A PROPOS DE L’ASPERGE

A PROPOS DE L’ASPERGE

« FINGER FOOD CHEZ LES VERDURIN »
Vertes de Lauris, violettes de Provence, roses du pays de Loire ou blanches d’Argenteuil, elles nous en font voir de toutes les couleurs ! Déjà connue des Egyptiens, très appréciée des Romains, les Grecs quant à eux l’avaient dédiée à la déesse de l’amour Aphrodite. En France c’est sous le règne de Louis xiv que sa culture s’intensifie, le roi Soleil en est si friand qu’il en fait cultiver à son jardinier La Quintinie sous abri et en serres chaude pour en déguster toute l’année.

Au 19 eme elle fait la réputation d’Argenteuil, lieu fréquenté par les artistes et les peintres dont Manet qui peindra une botte rendue célèbre par l’anecdote : le commanditaire lui ayant payé 200 frs de plus que le prix convenu Manet lui fera une autre toile, une seule asperge : « L’asperge pour le bon poids ! ». Si l’asperge inspire les artiste elle excite aussi la luxure à tel point qu’elle sera interdite dans les pensionnats de jeunes filles par crainte que l’heureuse morphologie de ce légume ne leur émoustille les sens. Pierre Louÿs dans son « Manuel de civilité pour les petites filles » recommande : « ne faites pas aller et venir une asperge dans votre bouche en regardant languissamment le jeune homme que vous voulez séduire ». En y pensant, il serait peut-être judicieux d’introduire l’asperge dans le régime alimentaire du Panda en captivité qui passe le temps à sucer des bambous dont il raffole mais qui sont sans effet sur sa sexualité qui, comme chacun sait, est quasi nulle !

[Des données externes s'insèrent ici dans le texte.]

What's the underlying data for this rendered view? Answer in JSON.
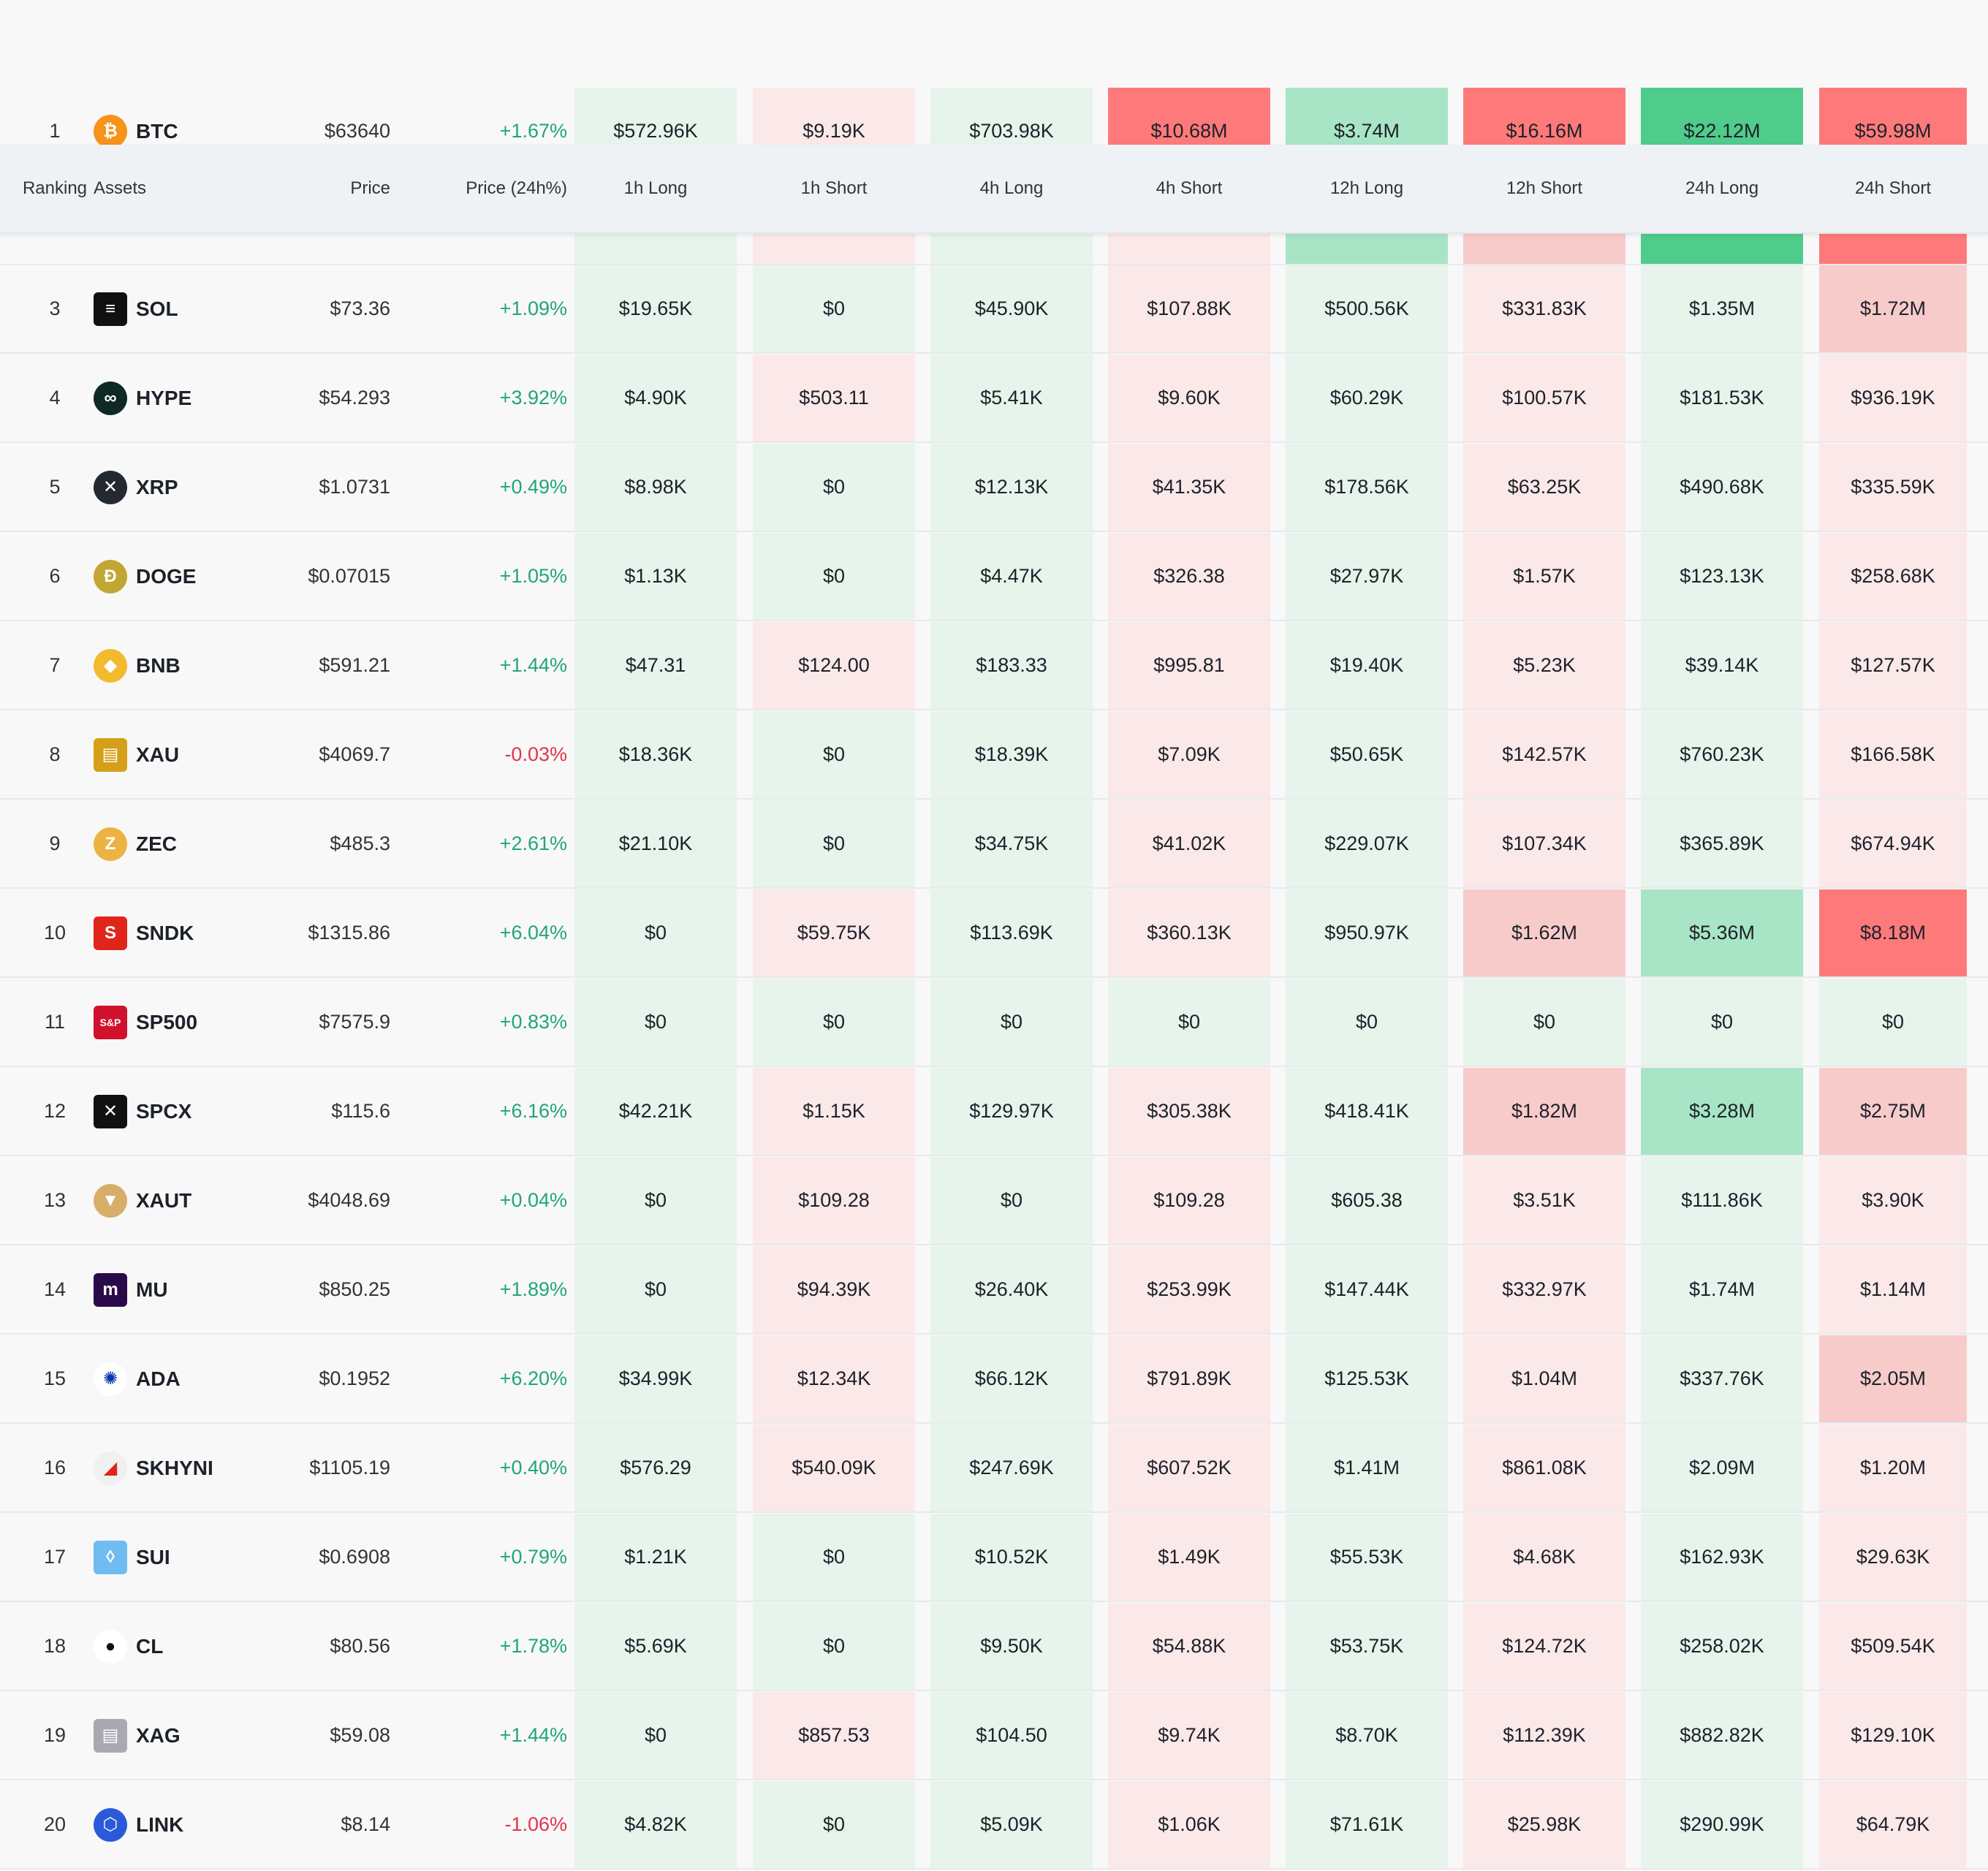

Soyons sérieux et occupons nous de la préparation des asperges. Avant de les cuire il faut les plumer. Et oui ! L’asperge ne s’épluche pas elle se plume. La cuire ferme sous la dent, évitons ces asperges molles et effondrées. Ce n’est pas une mode actuelle puisqu’en 1651 l’ouvrage le Cuisinier français conseille de les déguster « le moins cuites que vous pourrez », de même LSR, dans L’Art de bien traiter en 1674 : « Souvenez-vous qu’il faut que l’asperge croque sous la dent ». Craquante, la pointe seule attendrie comme le conseille Courtine, elle peut se manger avec les doigts sans crainte qu’elle se plie quand on la porte à la bouche. Avec les doigts, comme chez les Verdurin de Proust, qui sans le savoir pratiquaient déjà la Finger-food ! Donc ce qui passe actuellement pour une attitude très « tendance » n’est, qu’en fait, la recherche d’un temps perdu ! Plus près de nous Joseph Delteil partage ce goût : « Mange avec les doigts, bois avec le nez. ». Pour peu que quelques illuminés snobinards lisent « La cuisine paléolithique » il va falloir leur donner des pailles pour sniffer le Pétrus !
Delteil les mangeait crues et je suis d’accord c’est fameux.